Adv. Rajesh, Chief Coordinator, SoftSettle Support
As the technology provides new tools to prevent disputes, it lowers the barriers to complaining and initiating a dispute resolution process. The things may go up, but the evaluation of an ODR effort may be more complex so far it is confronting with so many challenges for its survival. The main concerns are security and confidentiality of such process rather than its identity.
Security in ODR
As everybody knows that information and documents exchanged during an offline dispute resolution could be kept confidential. I heard that some antagonists of ODR used to say that the online dispute resolution process has not undergone drastic security measures so as to curtail the communication on the internet from becoming public. So that the need to ensure proceedings being kept confidential has become an imperative challenge as far as ODR is concerned.
As a coordinator of ODR wing in SoftSettle Support, I suggested that my team shall fix the security in the context of ODR in such a way as to comprise the following elements while developing the platform MEDIATOR AFFAIR:
§ Parties to an online dispute need to be sure that communications made during the ODR process remain confidential and cannot be accessed by third parties without authorization. This can be achieved by providing ODR participants with authentication credentials and encrypting data through the use of public key cryptography.
§ The integrity of transmitted data needs to be guaranteed. The use of encryption techniques goes some way toward achieving this; the use of digital signatures by parties to an online dispute can further assist in verifying the integrity of communications. Digital signatures also help each disputant to verify the identity of the other party to the dispute.
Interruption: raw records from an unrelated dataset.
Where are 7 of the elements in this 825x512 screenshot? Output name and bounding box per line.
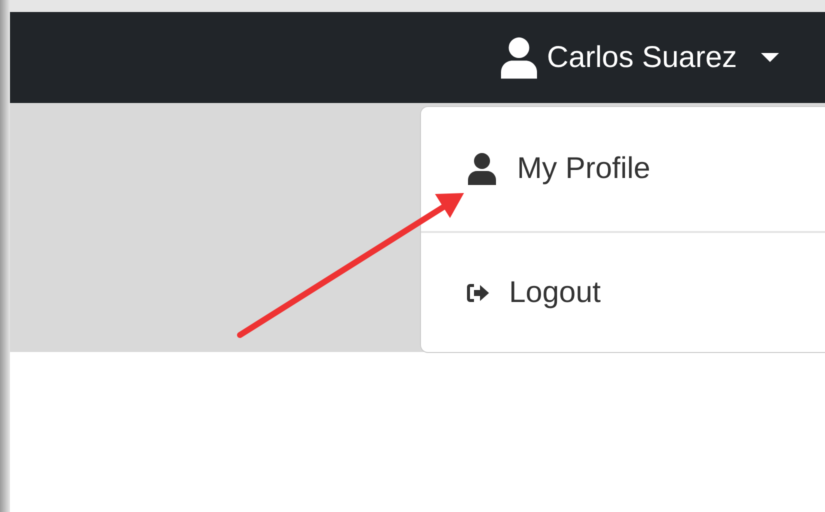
user-menu-toggle[interactable]: Carlos Suarez <box>500 36 779 78</box>
menu-item[interactable]: Logout <box>421 231 825 352</box>
user-icon <box>500 36 537 78</box>
logout-icon <box>467 284 489 302</box>
user-icon <box>467 153 497 185</box>
caret-icon <box>761 53 779 62</box>
menu-item[interactable]: My Profile <box>421 107 825 231</box>
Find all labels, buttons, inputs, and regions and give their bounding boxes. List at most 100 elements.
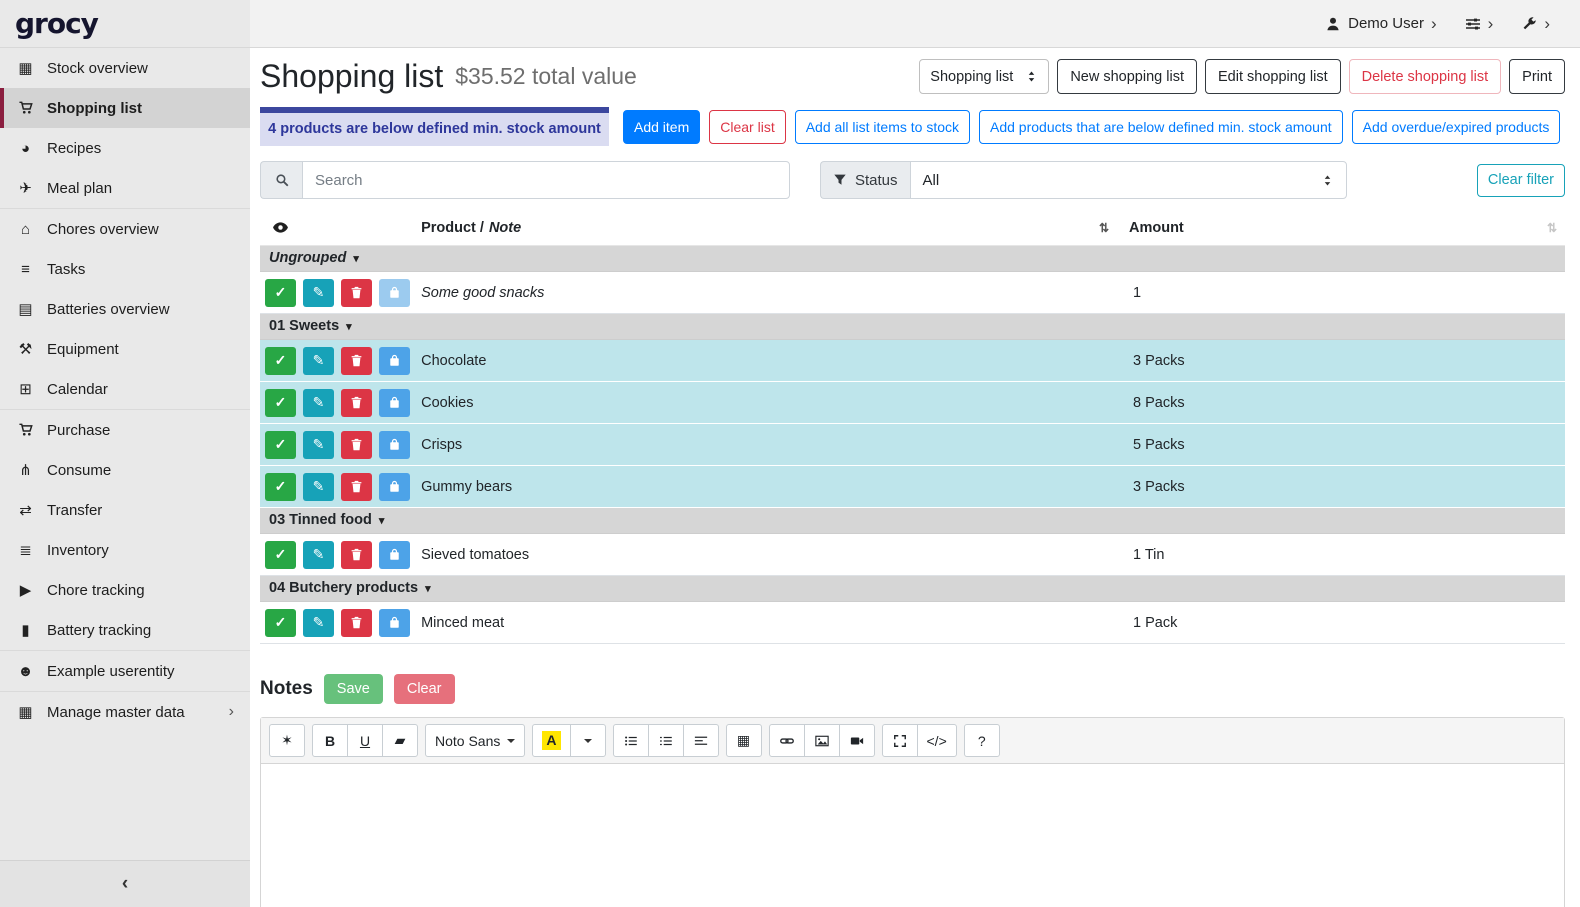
notes-textarea[interactable] bbox=[261, 764, 1564, 907]
sidebar-item-purchase[interactable]: Purchase bbox=[0, 410, 250, 450]
text-color-button[interactable]: A bbox=[532, 724, 570, 757]
sidebar-item-transfer[interactable]: ⇄ Transfer bbox=[0, 490, 250, 530]
delete-item-button[interactable] bbox=[341, 541, 372, 569]
group-row-sweets[interactable]: 01 Sweets▾ bbox=[260, 314, 1565, 340]
delete-item-button[interactable] bbox=[341, 389, 372, 417]
search-input[interactable] bbox=[302, 161, 790, 199]
settings-menu[interactable]: › bbox=[1465, 15, 1494, 32]
add-to-stock-button[interactable] bbox=[379, 473, 410, 501]
codeview-button[interactable]: </> bbox=[917, 724, 957, 757]
mark-done-button[interactable]: ✓ bbox=[265, 431, 296, 459]
sidebar-label: Chores overview bbox=[47, 221, 159, 238]
sidebar-item-manage-master-data[interactable]: ▦ Manage master data › bbox=[0, 692, 250, 732]
fullscreen-button[interactable] bbox=[882, 724, 918, 757]
mark-done-button[interactable]: ✓ bbox=[265, 279, 296, 307]
delete-item-button[interactable] bbox=[341, 473, 372, 501]
edit-item-button[interactable]: ✎ bbox=[303, 541, 334, 569]
column-header-product[interactable]: Product / Note ⇅ bbox=[417, 213, 1125, 246]
color-dropdown-button[interactable] bbox=[570, 724, 606, 757]
edit-item-button[interactable]: ✎ bbox=[303, 347, 334, 375]
delete-item-button[interactable] bbox=[341, 431, 372, 459]
add-to-stock-button[interactable] bbox=[379, 347, 410, 375]
edit-item-button[interactable]: ✎ bbox=[303, 389, 334, 417]
add-to-stock-button[interactable] bbox=[379, 279, 410, 307]
add-overdue-button[interactable]: Add overdue/expired products bbox=[1352, 110, 1561, 144]
product-name: Chocolate bbox=[417, 340, 1125, 382]
add-to-stock-button[interactable] bbox=[379, 389, 410, 417]
add-to-stock-button[interactable] bbox=[379, 431, 410, 459]
underline-button[interactable]: U bbox=[347, 724, 383, 757]
sidebar-label: Consume bbox=[47, 462, 111, 479]
delete-shopping-list-button[interactable]: Delete shopping list bbox=[1349, 59, 1502, 94]
edit-shopping-list-button[interactable]: Edit shopping list bbox=[1205, 59, 1341, 94]
new-shopping-list-button[interactable]: New shopping list bbox=[1057, 59, 1197, 94]
group-row-tinned-food[interactable]: 03 Tinned food▾ bbox=[260, 508, 1565, 534]
amount-cell: 1 Pack bbox=[1125, 602, 1565, 644]
sidebar-item-equipment[interactable]: ⚒ Equipment bbox=[0, 329, 250, 369]
eraser-button[interactable]: ▰ bbox=[382, 724, 418, 757]
mark-done-button[interactable]: ✓ bbox=[265, 347, 296, 375]
sidebar-item-meal-plan[interactable]: ✈ Meal plan bbox=[0, 168, 250, 208]
delete-item-button[interactable] bbox=[341, 279, 372, 307]
sidebar-item-recipes[interactable]: ◕ Recipes bbox=[0, 128, 250, 168]
mark-done-button[interactable]: ✓ bbox=[265, 389, 296, 417]
notes-save-button[interactable]: Save bbox=[324, 674, 383, 704]
print-button[interactable]: Print bbox=[1509, 59, 1565, 94]
bold-button[interactable]: B bbox=[312, 724, 348, 757]
paragraph-button[interactable] bbox=[683, 724, 719, 757]
total-value: $35.52 total value bbox=[455, 63, 637, 90]
admin-menu[interactable]: › bbox=[1521, 15, 1550, 32]
sidebar-collapse-button[interactable]: ‹ bbox=[0, 860, 250, 907]
add-to-stock-button[interactable] bbox=[379, 609, 410, 637]
add-all-to-stock-button[interactable]: Add all list items to stock bbox=[795, 110, 970, 144]
sidebar-item-inventory[interactable]: ≣ Inventory bbox=[0, 530, 250, 570]
add-item-button[interactable]: Add item bbox=[623, 110, 700, 144]
add-below-min-button[interactable]: Add products that are below defined min.… bbox=[979, 110, 1343, 144]
eye-icon[interactable] bbox=[272, 219, 289, 236]
clear-filter-button[interactable]: Clear filter bbox=[1477, 164, 1565, 197]
sidebar-item-batteries-overview[interactable]: ▤ Batteries overview bbox=[0, 289, 250, 329]
video-button[interactable] bbox=[839, 724, 875, 757]
notes-clear-button[interactable]: Clear bbox=[394, 674, 455, 704]
edit-item-button[interactable]: ✎ bbox=[303, 609, 334, 637]
picture-button[interactable] bbox=[804, 724, 840, 757]
mark-done-button[interactable]: ✓ bbox=[265, 609, 296, 637]
group-row-ungrouped[interactable]: Ungrouped▾ bbox=[260, 246, 1565, 272]
delete-item-button[interactable] bbox=[341, 609, 372, 637]
help-button[interactable]: ? bbox=[964, 724, 1000, 757]
table-button[interactable]: ▦ bbox=[726, 724, 762, 757]
ordered-list-button[interactable] bbox=[648, 724, 684, 757]
sidebar-label: Chore tracking bbox=[47, 582, 145, 599]
magic-style-button[interactable]: ✶ bbox=[269, 724, 305, 757]
below-min-stock-banner[interactable]: 4 products are below defined min. stock … bbox=[260, 107, 609, 146]
grocy-logo[interactable]: grocy bbox=[15, 7, 98, 40]
sidebar-item-tasks[interactable]: ≡ Tasks bbox=[0, 249, 250, 289]
sidebar-item-chores-overview[interactable]: ⌂ Chores overview bbox=[0, 209, 250, 249]
add-to-stock-button[interactable] bbox=[379, 541, 410, 569]
group-row-butchery[interactable]: 04 Butchery products▾ bbox=[260, 576, 1565, 602]
mark-done-button[interactable]: ✓ bbox=[265, 541, 296, 569]
sidebar-item-consume[interactable]: ⋔ Consume bbox=[0, 450, 250, 490]
user-menu[interactable]: Demo User › bbox=[1325, 15, 1437, 32]
edit-item-button[interactable]: ✎ bbox=[303, 431, 334, 459]
delete-item-button[interactable] bbox=[341, 347, 372, 375]
shopping-list-select[interactable]: Shopping list bbox=[919, 59, 1049, 94]
link-button[interactable] bbox=[769, 724, 805, 757]
sidebar-item-example-userentity[interactable]: ☻ Example userentity bbox=[0, 651, 250, 691]
sidebar-item-battery-tracking[interactable]: ▮ Battery tracking bbox=[0, 610, 250, 650]
shopping-bag-icon bbox=[388, 480, 401, 493]
unordered-list-button[interactable] bbox=[613, 724, 649, 757]
column-header-amount[interactable]: Amount ⇅ bbox=[1125, 213, 1565, 246]
sidebar-item-calendar[interactable]: ⊞ Calendar bbox=[0, 369, 250, 409]
sort-icon[interactable]: ⇅ bbox=[1099, 221, 1109, 235]
edit-item-button[interactable]: ✎ bbox=[303, 279, 334, 307]
sidebar-item-stock-overview[interactable]: ▦ Stock overview bbox=[0, 48, 250, 88]
sidebar-item-shopping-list[interactable]: Shopping list bbox=[0, 88, 250, 128]
sidebar-item-chore-tracking[interactable]: ▶ Chore tracking bbox=[0, 570, 250, 610]
clear-list-button[interactable]: Clear list bbox=[709, 110, 785, 144]
sort-icon[interactable]: ⇅ bbox=[1547, 221, 1557, 235]
mark-done-button[interactable]: ✓ bbox=[265, 473, 296, 501]
font-family-button[interactable]: Noto Sans bbox=[425, 724, 525, 757]
edit-item-button[interactable]: ✎ bbox=[303, 473, 334, 501]
status-select[interactable]: All bbox=[910, 161, 1347, 199]
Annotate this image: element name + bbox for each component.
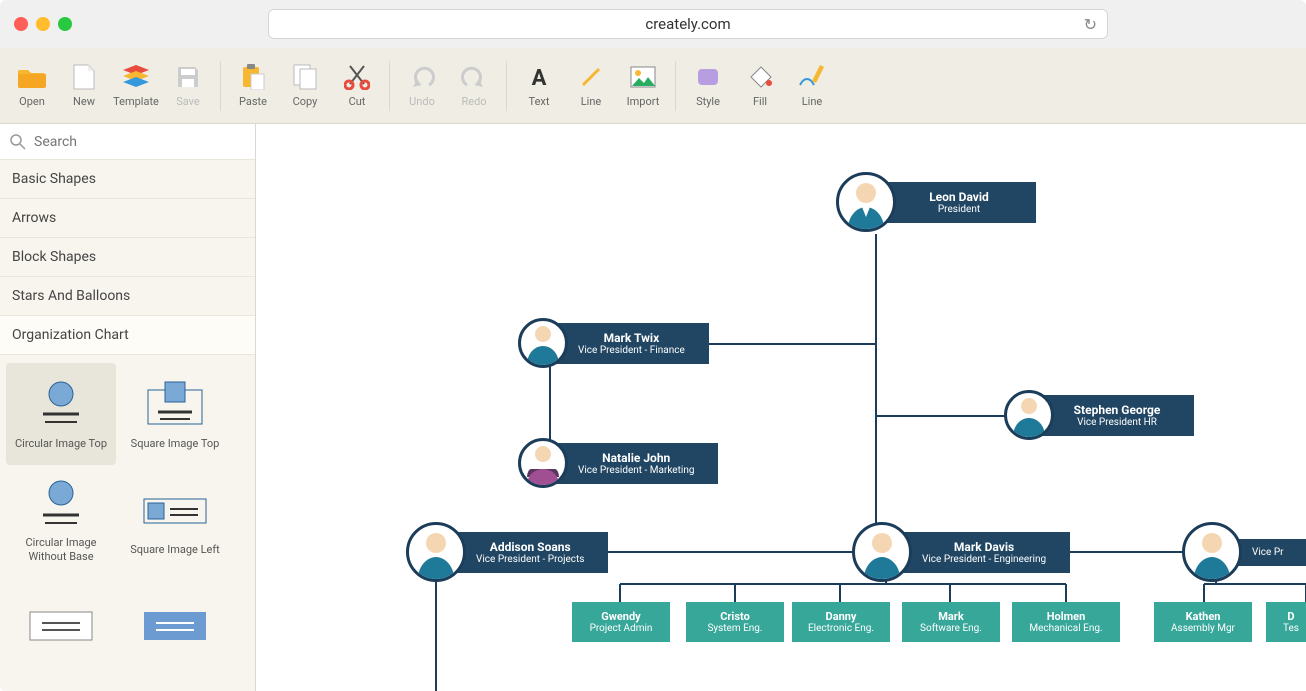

§ ODR service providers need to be conscious of the possibility that one of the disputants may attempt to compromise the integrity of ODR proceedings by distributing confidential information to third parties. One solution to this problem is the use of ‘split-key’ encryption, in which data exchanged during proceedings is encrypted using a key, with each party to the dispute retaining a portion of the code that comprises the key. Decryption can then only occur with the consent of both disputants.
Overall, there is an adequate range of security measures available to fortify the confidentiality of ODR proceedings while using the platform MEDIATOR AFFAIR. The vast speed, at which technology evolves, however, means MEDIATOR AFFAIR need to continually evaluate whether the security measures being implemented are sufficient to ensure that the privacy of proceedings is maintained.
Confidentiality in ODR
Parties may be very concerned to ensure that proceedings are not disclosed to the public because a dispute resolution process can be expected to produce more satisfactory results when each party is assured that the information gathered during the proceeding will not be further communicated unless permission is given to do so.
For some types of information exchanged between the parties there is protection against unauthorized third parties. Other types of information exchanged between one of the parties and the mediator/arbitrator may be protected by nondisclosure to the other party.
The ‘confidentiality’ or ‘secrecy’ of information is very important for the security of ODR. The need for confidentiality in ODR will differ according to whether the dispute involves a negotiation, mediation or arbitration. In an automated negotiation, ‘the offers and demands expressed by the parties are not revealed to any individual, not to the other party nor to any other person.’ In assisted negotiation or mediation, parties are likely to expect total confidentiality as it concerns no one but them.
The automatic storage of information facilitated in MEDIATOR AFFAIR can create privacy problems in relation to personal information. So that the parties need to have control of their own information, to determine who can gain access to information and on what terms. In the course of ODR proceedings using MEDIATOR AFFAIR, parties may reveal sensitive personal information that needs to be protected and only disclosed to others with their consent. Firewalls and method of encryption to some extent protect the information from being get disseminated.
MEDIATOR AFFAIR explored more vistas in finding out the solutions to the mysteries likely to cause in the process of online dispute resolution. One possible solution to this conundrum would involve a short-term policy in which resolutions reached through the use of ODR are kept confidential, with only aggregate statistical data relating to proceedings being published. As ODR becomes an increasingly popular method of resolving disputes arising from e-commerce transactions, service providers could then begin to shift toward an increased level of transparency by publishing important decisions. Another option would involve as it is ideal in publishing details of key decisions, but removing any personal information that would enable the identification of either of the parties to the dispute.
I hope dispute systems designed in MEDIATOR AFFAIR which employs technology and also embeds technology in the system created is likely to lead ODR down a path that will generate new options, new challenges, new roles and new expectations. Technology can not only reinforce processes but change them and how we can eliminate the problems confronting ODR which is already being accepted by the world so as to pronounce ODR as the best available dispute resolution.